Long time lurker, not often poster. Wanted to post to say thank you and
hopefully provide a nice story like the many that I enjoyed reading
sometimes which were just as helpful for encouragement as the technical
advice on here was for practical. Sorry for the ramble, I'm still very
tired.
Was studying for my CCIE, and passed written 5 years back. After taking
a job at an ISP and moving accross the counry gave it up due to lack of
equipment and wanting to focus on my new role. Less than a year ago got
back on the horse and passed my written in August. Started rigourous
lab study in November after getting some equipment together and
purchasing the Netmaster DoIT V2 practice labs. These were very helpful
for pointing out technologies I needed to get further involved in (usual
suspects: QoS, Multicast, IPv6, Security) as my experience was mostly SP
Routing. I read and reread many books both five years back and recently
that were critical to understanding topics, all of which are CiscoPress:
Routing TCP/IP Volume 1 & 2 (mostly found V1 useful)
CCIE Practical Studies (only found partially useful, but then again
didn't actually do the labs in here so I'm not best source)
Cisco QOS Exam Certification Guide (new version of DQOS, very helpful)
Developing IP Multicast Networks Vol 1 (great, but dated: Beau, how
about a V2?)
Implementing Cisco IPv6 Networks
I also read almost every configuration guide on all Blueprint topics
in the 12.4/12.2(25)SEE docs for the routers and switches on the lab and
I will spend most of the next week finding them all laying around my
house. I also surfed to these topics manually whenever I got stuck on a
requirement in one of the NMC labs, and having never tried to use the
search function was not overly impacted by the email when it came saying
it was broken.
Tips on the actual lab:
1. Know your basics and use the published blueprint to evaluate
yourself.
2. Practice drawing (I am not artistic and this made my life hard).
3. Don't eat a lot at lunch, use the time to think through your
problems and strategize about remaining time, sometimes it's easier to
think without the computer staring back at you.

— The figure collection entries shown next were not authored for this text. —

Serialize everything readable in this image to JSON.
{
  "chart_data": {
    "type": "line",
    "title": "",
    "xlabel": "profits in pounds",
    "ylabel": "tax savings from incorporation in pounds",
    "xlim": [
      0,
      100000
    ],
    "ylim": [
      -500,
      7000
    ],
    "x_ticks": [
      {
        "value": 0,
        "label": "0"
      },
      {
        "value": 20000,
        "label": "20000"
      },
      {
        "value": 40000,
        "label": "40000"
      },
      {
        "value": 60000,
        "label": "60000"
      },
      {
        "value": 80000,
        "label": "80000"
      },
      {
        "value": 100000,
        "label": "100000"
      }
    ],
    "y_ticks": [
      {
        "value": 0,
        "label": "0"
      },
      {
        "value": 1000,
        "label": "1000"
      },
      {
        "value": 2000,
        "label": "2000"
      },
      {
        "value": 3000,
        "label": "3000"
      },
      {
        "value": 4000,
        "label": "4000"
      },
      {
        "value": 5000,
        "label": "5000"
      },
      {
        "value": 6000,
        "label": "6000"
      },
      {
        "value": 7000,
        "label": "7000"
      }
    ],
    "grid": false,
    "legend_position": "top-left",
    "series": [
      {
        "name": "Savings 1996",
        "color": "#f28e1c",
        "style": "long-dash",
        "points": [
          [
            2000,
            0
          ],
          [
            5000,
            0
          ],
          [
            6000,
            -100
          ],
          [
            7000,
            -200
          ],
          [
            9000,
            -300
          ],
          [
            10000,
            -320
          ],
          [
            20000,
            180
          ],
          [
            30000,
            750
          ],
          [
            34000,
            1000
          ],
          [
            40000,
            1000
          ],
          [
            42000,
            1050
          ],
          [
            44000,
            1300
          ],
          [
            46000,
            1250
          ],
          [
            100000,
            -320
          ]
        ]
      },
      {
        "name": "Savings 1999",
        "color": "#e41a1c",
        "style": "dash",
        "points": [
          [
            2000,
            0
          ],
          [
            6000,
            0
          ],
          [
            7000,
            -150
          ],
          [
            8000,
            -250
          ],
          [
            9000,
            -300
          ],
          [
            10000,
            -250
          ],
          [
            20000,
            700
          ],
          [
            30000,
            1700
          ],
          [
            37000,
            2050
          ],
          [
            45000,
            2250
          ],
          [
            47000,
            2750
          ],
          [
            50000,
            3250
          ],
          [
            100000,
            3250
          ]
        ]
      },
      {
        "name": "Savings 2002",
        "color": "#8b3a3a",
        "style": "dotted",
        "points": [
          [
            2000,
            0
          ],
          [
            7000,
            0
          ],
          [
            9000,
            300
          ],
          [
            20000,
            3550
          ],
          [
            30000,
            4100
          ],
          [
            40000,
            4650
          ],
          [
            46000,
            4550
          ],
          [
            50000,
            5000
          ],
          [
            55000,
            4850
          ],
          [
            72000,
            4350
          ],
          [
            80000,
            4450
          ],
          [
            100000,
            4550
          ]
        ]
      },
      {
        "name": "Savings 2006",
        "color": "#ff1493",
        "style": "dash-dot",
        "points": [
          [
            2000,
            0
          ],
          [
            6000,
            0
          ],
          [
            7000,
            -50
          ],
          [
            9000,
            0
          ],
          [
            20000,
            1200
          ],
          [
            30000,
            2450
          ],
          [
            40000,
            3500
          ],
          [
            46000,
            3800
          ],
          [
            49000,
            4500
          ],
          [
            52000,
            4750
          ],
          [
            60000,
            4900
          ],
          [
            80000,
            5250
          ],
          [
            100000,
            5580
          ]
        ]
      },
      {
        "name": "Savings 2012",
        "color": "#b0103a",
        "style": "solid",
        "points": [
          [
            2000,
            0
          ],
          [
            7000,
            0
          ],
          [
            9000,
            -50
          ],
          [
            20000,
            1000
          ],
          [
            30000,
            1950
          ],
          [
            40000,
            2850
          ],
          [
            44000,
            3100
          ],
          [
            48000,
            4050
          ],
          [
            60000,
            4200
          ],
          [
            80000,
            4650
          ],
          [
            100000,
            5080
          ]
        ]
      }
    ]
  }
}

4. Check and double check work. In the last 45 minutes I found several
goofs in my work, referencing things by wrong name, configuring
requirements on the wrong router. Whenever I read this from someone
else, I ignore it thinking it never happens to me, but under the gun of
the lab it did. I also realized on the flight home that I totally
forgot to configure a 3 point requirement and was beating myself up
until the email came. Use the often mentioned TCL reachability tests.

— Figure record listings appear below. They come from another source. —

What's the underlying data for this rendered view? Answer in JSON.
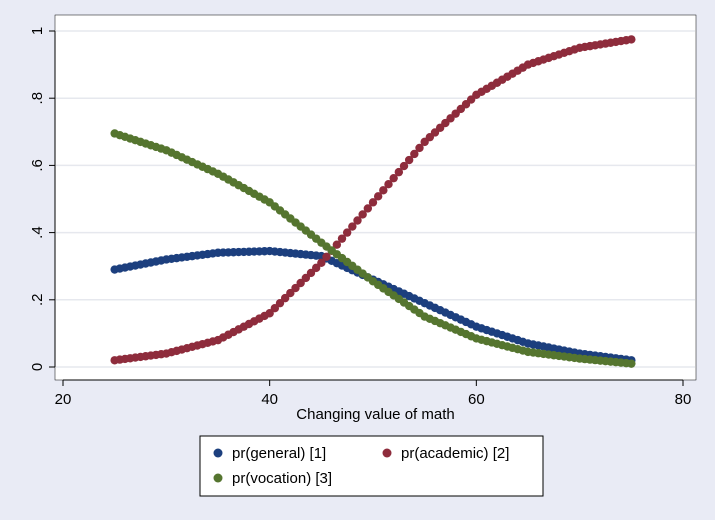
{
  "chart_data": {
    "type": "scatter",
    "title": "",
    "xlabel": "Changing value of math",
    "ylabel": "",
    "xlim": [
      20,
      80
    ],
    "ylim": [
      0,
      1
    ],
    "xticks": [
      20,
      40,
      60,
      80
    ],
    "yticks": [
      0,
      0.2,
      0.4,
      0.6,
      0.8,
      1
    ],
    "ytick_labels": [
      "0",
      ".2",
      ".4",
      ".6",
      ".8",
      "1"
    ],
    "grid": "horizontal",
    "legend_position": "bottom",
    "x_range": [
      25,
      75
    ],
    "x_step": 0.5,
    "series": [
      {
        "name": "pr(general) [1]",
        "color": "#1c3f7e",
        "x": [
          25,
          30,
          35,
          40,
          45,
          50,
          55,
          60,
          65,
          70,
          75
        ],
        "values": [
          0.29,
          0.32,
          0.34,
          0.345,
          0.33,
          0.26,
          0.19,
          0.12,
          0.07,
          0.04,
          0.02
        ]
      },
      {
        "name": "pr(academic) [2]",
        "color": "#8e2c3c",
        "x": [
          25,
          30,
          35,
          40,
          45,
          50,
          55,
          60,
          65,
          70,
          75
        ],
        "values": [
          0.02,
          0.04,
          0.08,
          0.16,
          0.31,
          0.49,
          0.67,
          0.81,
          0.9,
          0.95,
          0.975
        ]
      },
      {
        "name": "pr(vocation) [3]",
        "color": "#55752f",
        "x": [
          25,
          30,
          35,
          40,
          45,
          50,
          55,
          60,
          65,
          70,
          75
        ],
        "values": [
          0.695,
          0.645,
          0.575,
          0.49,
          0.37,
          0.255,
          0.15,
          0.085,
          0.045,
          0.025,
          0.01
        ]
      }
    ]
  }
}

5. Do what the exam asks, no more, no less. Ask the proctor when
something is unclear about what fork to take (if you don't know
see the roads, this is more your issue) needed, that's what they are
for.
6. Relax on exam day, if you are overly anxious to pass during
the exam, this will work against you. I just (tried) to treat it like
one of the NMC practice labs...
7. Your exam is graded by someone else (see point 5), so results may
take longer than some people here mentioned, mine took 12 hours.